Hopefully someone will turn up with a more useful answer!
skewey 14 31 England
31 May 2012 9:50PM
They are so much like Swifts but in the dark.I imagine high speed flash required for flight shots.
cattyal Plus
15 9.2k 6 England
31 May 2012 9:55PM
I suppose I could try one evening as they do swoop right down into the garden - possibly because I have a small pond and there's usually clouds of midges at head level. It's hard trying not to duck though when they swoop in past my ears!
oldblokeh 9 1.2k United Kingdom
31 May 2012 10:04PM

A lot of luck and a short flash duration are required. This is my best effort and it's a small crop.
Carrera_c 11 273 3 United Kingdom
31 May 2012 10:06PM
I think you're only hope would be with a light trigger (is that what they're called? object breaks through a beam of light and that triggers the camera).

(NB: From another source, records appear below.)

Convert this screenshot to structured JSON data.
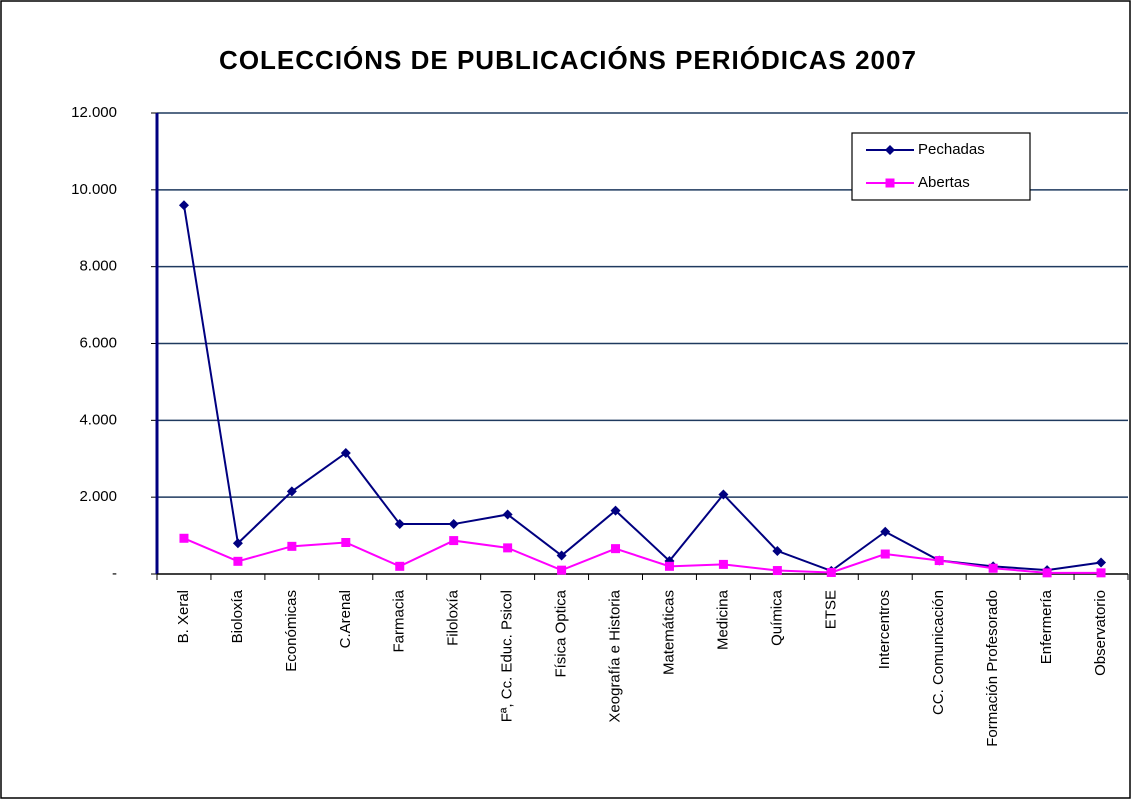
{
  "chart_data": {
    "type": "line",
    "title": "COLECCIÓNS DE PUBLICACIÓNS PERIÓDICAS 2007",
    "categories": [
      "B. Xeral",
      "Bioloxía",
      "Económicas",
      "C.Arenal",
      "Farmacia",
      "Filoloxía",
      "Fª, Cc. Educ. Psicol",
      "Física Optica",
      "Xeografía e Historia",
      "Matemáticas",
      "Medicina",
      "Química",
      "ETSE",
      "Intercentros",
      "CC. Comunicación",
      "Formación Profesorado",
      "Enfermería",
      "Observatorio"
    ],
    "series": [
      {
        "name": "Pechadas",
        "color": "#000080",
        "marker": "diamond",
        "values": [
          9600,
          800,
          2150,
          3150,
          1300,
          1300,
          1550,
          480,
          1650,
          340,
          2070,
          600,
          80,
          1100,
          350,
          200,
          100,
          300
        ]
      },
      {
        "name": "Abertas",
        "color": "#ff00ff",
        "marker": "square",
        "values": [
          930,
          330,
          720,
          820,
          200,
          870,
          680,
          100,
          660,
          200,
          250,
          90,
          40,
          520,
          350,
          150,
          30,
          30
        ]
      }
    ],
    "ylim": [
      0,
      12000
    ],
    "yticks": [
      {
        "value": 0,
        "label": "-"
      },
      {
        "value": 2000,
        "label": "2.000"
      },
      {
        "value": 4000,
        "label": "4.000"
      },
      {
        "value": 6000,
        "label": "6.000"
      },
      {
        "value": 8000,
        "label": "8.000"
      },
      {
        "value": 10000,
        "label": "10.000"
      },
      {
        "value": 12000,
        "label": "12.000"
      }
    ],
    "grid": true,
    "legend": "top-right"
  }
}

Would just be blind luck if the happen to fly through it though unless you can find out where their nest is and set it up at the entrance and get them flying out of it.
A12PHOTO 11 17 United Kingdom
31 May 2012 10:09PM
Get in touch with Spring watch on Beeb 2 am sure they could help.
oldblokeh 9 1.2k United Kingdom
31 May 2012 10:10PM
They tend to patrol the same route repeatedly. Prefocus the camera. Set up manual flash with a short duration. Point the camera in the right direction and fire away when you see the bat. Oh, and stay away from the roost. Disturbing them there is illegal.
skewey 14 31 England
31 May 2012 10:52PM
Yes I know I would only do Bats in flight.I already possess a Schedule 1 for Kingfishers as it is same principle .But the Bats are coming from a Barn about 400 metres away and two of them are using a hedgerow and swoop over my head at times
skewey 14 31 England
31 May 2012 10:58PM
Thanks Steve what sort of settings were you using
mohikan22 Plus
16 2.3k 2 United Kingdom
31 May 2012 11:23PM
hmm i didnt think you could use flash for bats as its not good for them (apparently).... please correct me if i am wrong on this..
Carabosse 17 41.5k 270 England
31 May 2012 11:30PM
Tried photographing some pipistrelle bats a few days ago. Very, very difficult: they fly fast and not that far off the ground, so by the time you've aimed the camera they're gone!

But some EPZers have succeeded - see here.
Paul Morgan 19 19.5k 6 England
31 May 2012 11:40PM
I almost trod on one last summer, it was sat on the pavement in our town centre.

Scooped him up into a starbucks frap cup and left him in a flower basket near by.
KarenFB Plus
14 5.5k 179 England
1 Jun 2012 7:24AM

The closest I've ever been to a bat - yes, I know it's dead, but it was such an amazing creature!
oldblokeh 9 1.2k United Kingdom
1 Jun 2012 10:08AM

Quote:Thanks Steve what sort of settings were you using

That was shot on a D90, 35mm at f/11 ISO 800 with, I think, either 1/4 or 1/8 power flash from a Nissin Di622.

I've not been able to find any authoritative source the warns against using flash. Nature comes up with her own powerful flashes, after all, and this bat did not seem to be at all put out or disturbed in any way.